Jeffrey Sun's CS476a Blog

CS476a - Reading Response 6

Posted at — Oct 25, 2020

What is good game design? In Chapter 6 of Artful Design, Ge breaks down what games really are to us, by taking us through a journey of game examples analyzed under the lens of interesting models including the MDA model, the asthetics dimensions of games, the ludus vs. paidia continuum, and the state of flow theory, and so on and so forth. Well, a deeply informative chapter indeed! Needless to say, all of these models are interesting to go through, but I can’t help but think the reason they are there is to serve an ultimate purpose — to give us tools to think about what defines GOOD games, and how do we go about making them.

There are of course, games that make us happy by engaging us in their rules and mechanics towards a simple, measurable goal. Happiness comes from the triumph of solving the puzzle or defeating the enemy, from the joy of figuring out the right strategies against often adversarial constraints. These are the more pervasive type of games we see on the market, FPS shooting, MOBA, etc. This is what Ge, citing philosopher Roger Caillois, introduced as the “ludus” side of play.

Ludus denotes play structured by rules and competitive strife toward goals. (Definition 6.10 )

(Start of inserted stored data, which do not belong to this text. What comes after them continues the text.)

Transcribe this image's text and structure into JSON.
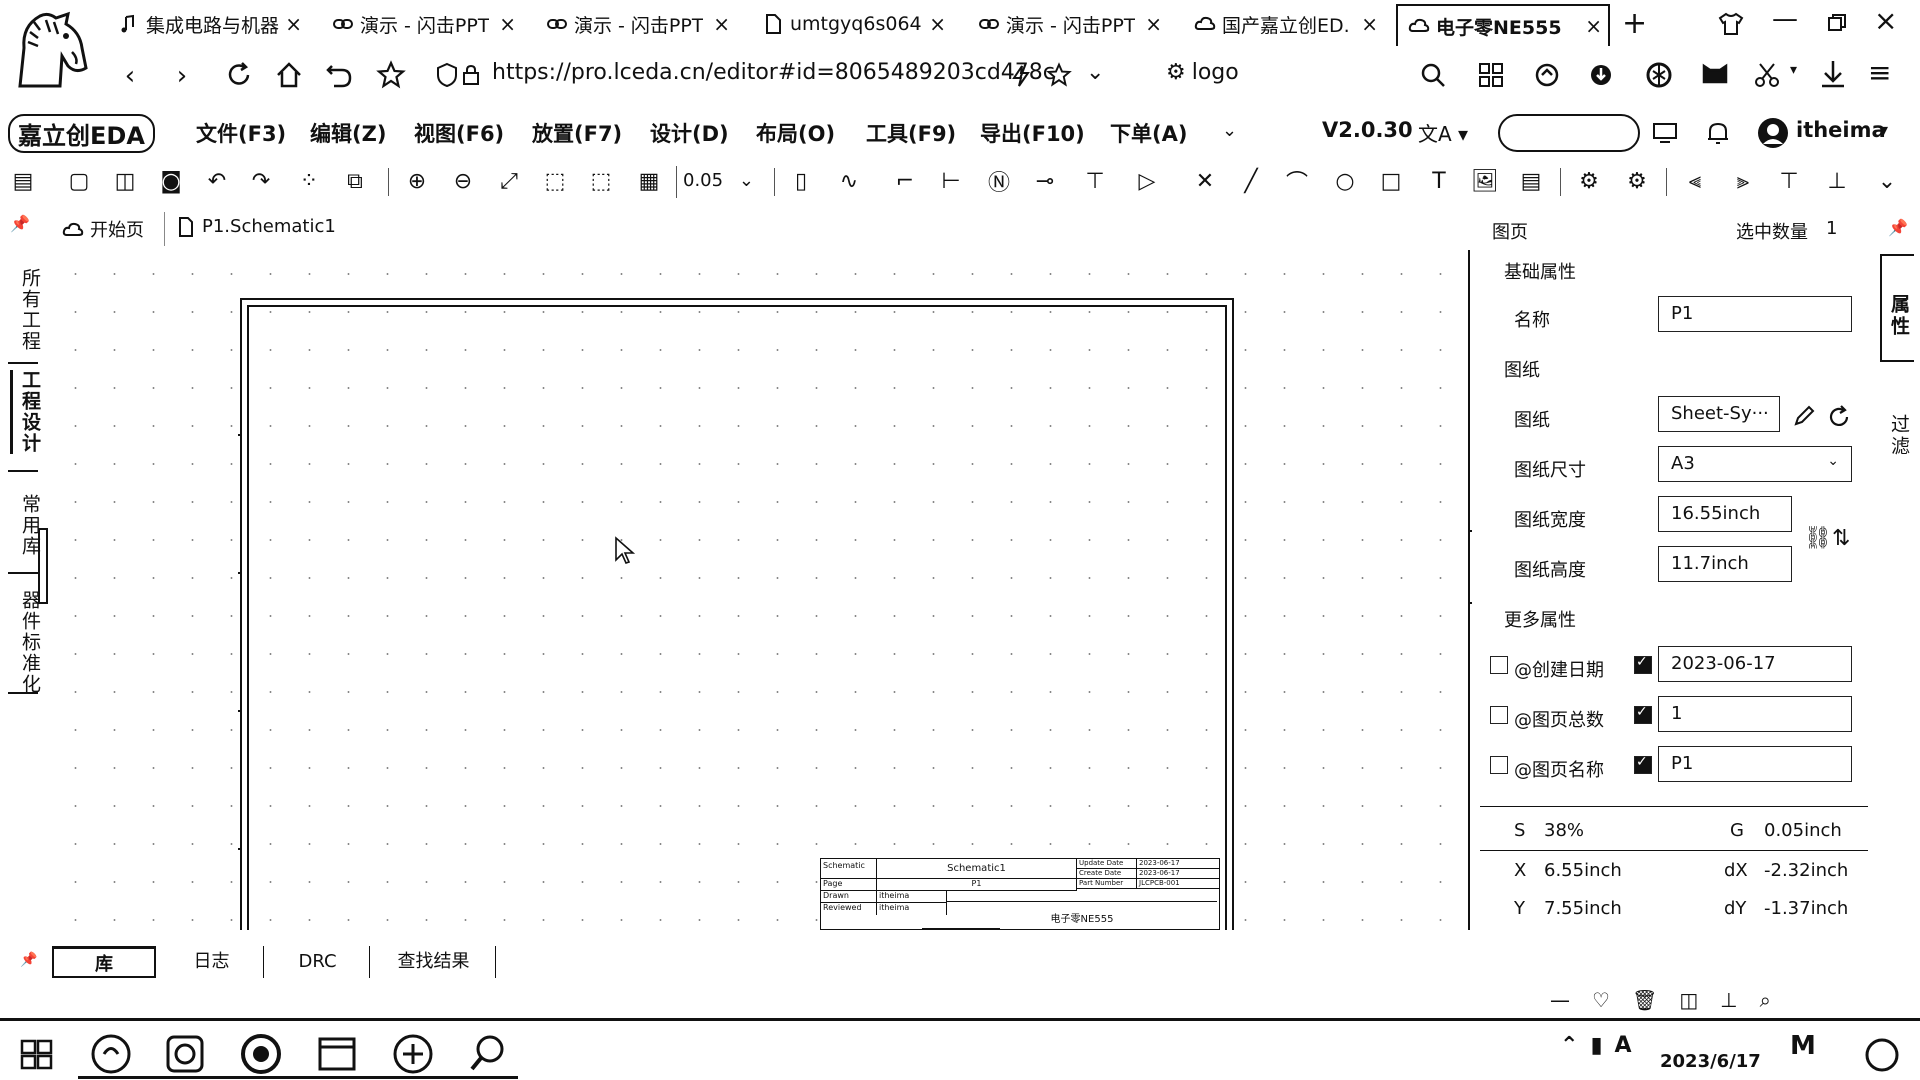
{
  "browser": {
    "tabs": [
      {
        "label": "集成电路与机器",
        "icon": "music-icon"
      },
      {
        "label": "演示 - 闪击PPT",
        "icon": "link-icon"
      },
      {
        "label": "演示 - 闪击PPT",
        "icon": "link-icon"
      },
      {
        "label": "umtgyq6s064",
        "icon": "document-icon"
      },
      {
        "label": "演示 - 闪击PPT",
        "icon": "link-icon"
      },
      {
        "label": "国产嘉立创ED.",
        "icon": "cloud-icon"
      },
      {
        "label": "电子零NE555",
        "icon": "cloud-icon",
        "active": true
      }
    ],
    "new_tab": "+",
    "url": "https://pro.lceda.cn/editor#id=8065489203cd478c",
    "bookmark_label": "logo"
  },
  "menubar": {
    "items": [
      "文件(F3)",
      "编辑(Z)",
      "视图(F6)",
      "放置(F7)",
      "设计(D)",
      "布局(O)",
      "工具(F9)",
      "导出(F10)",
      "下单(A)"
    ],
    "version": "V2.0.30",
    "user": "itheima"
  },
  "toolbar": {
    "grid_value": "0.05"
  },
  "doctabs": {
    "home": "开始页",
    "schematic": "P1.Schematic1"
  },
  "left_panel": {
    "tabs": [
      "所有工程",
      "工程设计",
      "常用库",
      "器件标准化"
    ]
  },
  "right_panel": {
    "header": "图页",
    "selected_count_label": "选中数量",
    "selected_count": "1",
    "basic_section": "基础属性",
    "name_label": "名称",
    "name_value": "P1",
    "sheet_section": "图纸",
    "sheet_label": "图纸",
    "sheet_value": "Sheet-Sy···",
    "size_label": "图纸尺寸",
    "size_value": "A3",
    "width_label": "图纸宽度",
    "width_value": "16.55inch",
    "height_label": "图纸高度",
    "height_value": "11.7inch",
    "more_section": "更多属性",
    "more_props": [
      {
        "label": "@创建日期",
        "value": "2023-06-17"
      },
      {
        "label": "@图页总数",
        "value": "1"
      },
      {
        "label": "@图页名称",
        "value": "P1"
      }
    ],
    "vtabs": [
      "属性",
      "过滤"
    ]
  },
  "status": {
    "s_label": "S",
    "s_value": "38%",
    "g_label": "G",
    "g_value": "0.05inch",
    "x_label": "X",
    "x_value": "6.55inch",
    "dx_label": "dX",
    "dx_value": "-2.32inch",
    "y_label": "Y",
    "y_value": "7.55inch",
    "dy_label": "dY",
    "dy_value": "-1.37inch"
  },
  "titleblock": {
    "schematic_label": "Schematic",
    "schematic_name": "Schematic1",
    "page_label": "Page",
    "page_value": "P1",
    "drawn_label": "Drawn",
    "drawn_value": "itheima",
    "reviewed_label": "Reviewed",
    "reviewed_value": "itheima",
    "update_label": "Update Date",
    "update_value": "2023-06-17",
    "create_label": "Create Date",
    "create_value": "2023-06-17",
    "part_label": "Part Number",
    "part_value": "JLCPCB-001",
    "project_name": "电子零NE555"
  },
  "bottom_tabs": [
    "库",
    "日志",
    "DRC",
    "查找结果"
  ],
  "taskbar": {
    "date": "2023/6/17"
  }
}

But what about the sublime? If all we’re dealing with is rules we know and goals we have in mind, that kind of game seems to leave no space for surprises, for the awe-inspiring moments of clarity and wonder that rules cannot capture, and that kind of play is perhaps diminished in its very sense of playfulness. Granted, aesthetics can surely emerge out of beautifully constructed rules, but there’s surely something about these games that feels a bit dry and unsatisfying.

And that I think is when “paidia” necessarily needs to come in for the rescue, on the other end of the continuum:

Paidia describes a more free-form, expressive, improvisational, recombination of behaviors and meanings. (Definition 6.10 )

Indeed, as Principle 6.5 points out, there’s a reflection dimension in game aesthetics, where games are “mirrors of our humanness”. What is more human than “paidia”, pure play? The importance of paidia is clearly illustrated in Ge’s video essay, “Aaru: The Idyllic Video Game Sublime”, where Ge speaks about a sublime experience in visiting the game’s rendering of a place in Egyptian Mythology called Aaru, a field of reeds where people of the afterlife world lives in. The imaginary world of Assassin’s Creed Origins is driven by rules — the player controls the main character to fight and climb and travel from point A to point B to talk to person C to accomplish task D. This ludus side of things is necessary — the rules that underly the open-world quest system set the stage for the narrative, and guides the user to experience it by luring them with the unlocking of new chapters and challenges. It drives things forward, pushes the user along a predetermined path of discovery.

However, the aesthetic appeal of Aaru is quite the opposite – it is the appeal of actually experiencing an idyllic afterlife paradise to some degree. The beautiful graphics and story setting invites us for once not to move forward with the game in haste, but to stay perfectly still, to stop pursing the ludus and therefore break free from its power over us, so we can walk around this world in perfect tranquillity, forgetting that levels and challenges exist, but rather enjoying the views and observing Aaru as it is. We defy the anticipation of the game and become playful. And that’s when we begin thinking. We are imagining ourselves actually living inside this mythical Afterlife while wondering who we are both as a player in this fictional world but also in real life. The asthetics of the game here is not only being visually gratifying, but far beyond in that it speaks to our deepest imagination and lets us feel a moment of awe. The playful, aimless actions we are making to interact with the world of Aaru are truly our self-expressions — the more we playfully explore the world, the more we’re stimulated to think; and likewise the more we think, the more we’re motivated to further explore. Through the game mechanics, we find ourselves happily trapped in this beautiful feedback loop with which we reflect on the mechanics of our soul and our very being.

On a final note, I cannot help but think that the majority of games we’re building right now need more paidia to reach for the sublime. But perhaps the ludus part of the game are the necessary buildups that lead to this moment of release. Sometimes it’s the boredom that makes surprise all the better, the existence of forms that makes breaking away from it meaningful at all, the routine tasks and challenges that makes Aaru the special place that it is. Indeed, reaching a perfect balance between ludus and paidia is perhaps a design process that speaks to our very humanness.